The Little Bookroom Guide to Paris with Children focuses on what sophisticated parents with good taste want to know: how to see Paris’s most important sights and neighborhoods in a child-centered way—in this case, through the eyes and experiences of author Kim Horton Levesque and her three research assistants, her daughters.
Organized around places to eat, play, and shop, there’s lots of information on family-friendly restaurants (yes, they exist in Paris), classic cafés where Parisians take their children, items on Parisian menus that appeal to children, charming tea salons for your little Madeline, ice-cream stands and parlors for everybody, and places for picnicking and snacking; parks and playgrounds near attractions, and how to feel at home in the parks, including all you need to know about pony rides, marionette shows, model-boat rentals, merry-go-rounds, and more; where to shop with children and for them, including the best places to find quintessential French children’s clothing (espadrilles, striped sailor’s jerseys, and, this being France, perfume for babies!) as well as the best baby gear and toys at both exclusive shops and chain stores. Levesque also profiles the best small boutiques that feature French designers for children’s clothing and artisanal toys.
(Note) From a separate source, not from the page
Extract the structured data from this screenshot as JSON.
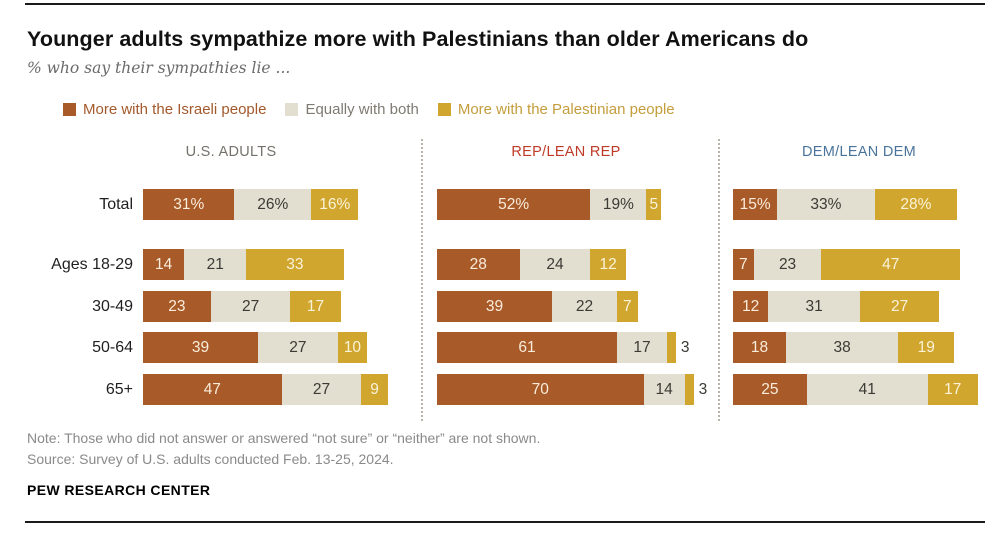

The guide also includes practical advice on finding a babysitter in a pinch or an English-speaking playgroup; words you may need at pharmacies, whether the problem is a sore throat, blisters, or an upset stomach; and how to locate a toilet when your child needs one. And you’ll feel comfortable anywhere in the city after the author debriefs you on stroller etiquette.
Levesque also provides fascinating glimpses into the lives of Parisian children: typical school lunches (a cheese course? bien sûr!); the all-important after-school goûter; the classic French layette; formula and baby food (forget applesauce, think ratatouille, potato leek, artichoke, and more); and all sorts of fascinating and useful information that will make your trip en famille an easy and pleasurable one.